🤖 AI Summary
Existing 3D vision-based motion policies rely heavily on large-scale real-world demonstrations, and conventional data augmentation struggles to generate diverse combinations of scenes, skills, and objects, limiting generalization in complex, long-horizon tasks. This work proposes Task-Edit, a novel framework that, for the first time, adopts a task-centric perspective by decoupling tasks into three core elements—scene, skill, and object—and enables flexible recombination to synthesize diverse demonstration trajectories. By moving beyond object-centric transformations, Task-Edit leverages depth images and point cloud inputs to support end-to-end training across multiple robotic platforms. Experiments demonstrate that Task-Edit significantly improves policy performance and cross-scenario generalization in challenging, hard-to-collect settings involving perturbations, obstacle avoidance, and high clutter.
📝 Abstract
3D visuomotor policies offer a promising direction for complex robotic manipulation, as depth maps and point clouds provide rich geometric information for spatial reasoning. However, their success often depends on large-scale real-world demonstrations, which are costly and time-consuming to collect. To this end, existing methods commonly use demonstration generation strategies to improve data efficiency by applying object-centric transformations to human-collected demonstrations, such as varying object poses or scales. While effective for local variation, these transformations largely preserve the original scene structure and skill sequence, limiting their ability to synthesize diverse scene-skill-object combinations for complex tasks.

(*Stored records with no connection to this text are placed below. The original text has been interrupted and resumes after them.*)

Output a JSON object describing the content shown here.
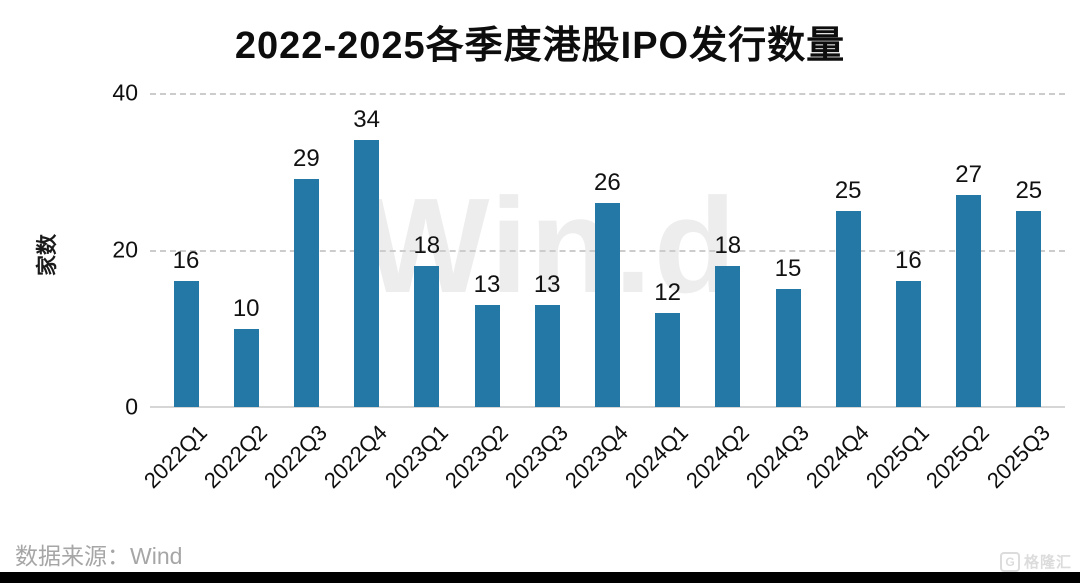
{
  "chart_data": {
    "type": "bar",
    "title": "2022-2025各季度港股IPO发行数量",
    "ylabel": "家数",
    "xlabel": "",
    "categories": [
      "2022Q1",
      "2022Q2",
      "2022Q3",
      "2022Q4",
      "2023Q1",
      "2023Q2",
      "2023Q3",
      "2023Q4",
      "2024Q1",
      "2024Q2",
      "2024Q3",
      "2024Q4",
      "2025Q1",
      "2025Q2",
      "2025Q3"
    ],
    "values": [
      16,
      10,
      29,
      34,
      18,
      13,
      13,
      26,
      12,
      18,
      15,
      25,
      16,
      27,
      25
    ],
    "ylim": [
      0,
      40
    ],
    "yticks": [
      0,
      20,
      40
    ],
    "grid": "horizontal dashed gridlines at 20 and 40, solid baseline at 0",
    "legend": "none",
    "value_labels": true,
    "colors": {
      "bar": "#2478a6",
      "gridline": "#cccccc",
      "watermark": "#ededed"
    }
  },
  "watermark": "Win.d",
  "footer": {
    "source_label": "数据来源：Wind"
  },
  "brand": {
    "logo_letter": "G",
    "logo_text": "格隆汇"
  }
}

In this paper, we propose Task-Edit, a novel demonstration generation framework that generates diverse trajectories from a task-centric editing perspective. The key insight of Task-Edit is to decompose a task into scene, skill and object components, and flexibly recombine them. In this way, Task-Edit enables scalable demonstration generation and significantly improves generalization for long-horizon manipulation tasks. We evaluate Task-Edit through extensive real-world experiments and demonstrate three advantages: (1) Effectiveness: Task-Edit significantly improves 3D visuomotor policies across various real-world tasks and robot embodiments. (2) Generalizability: Task-Edit improves model generalization across different scenario setups. (3) Applicability: Task-Edit enables models to handle scenarios that are difficult to collect in the real world, including disturbance resistance, obstacle avoidance and unseen cluttered scenes.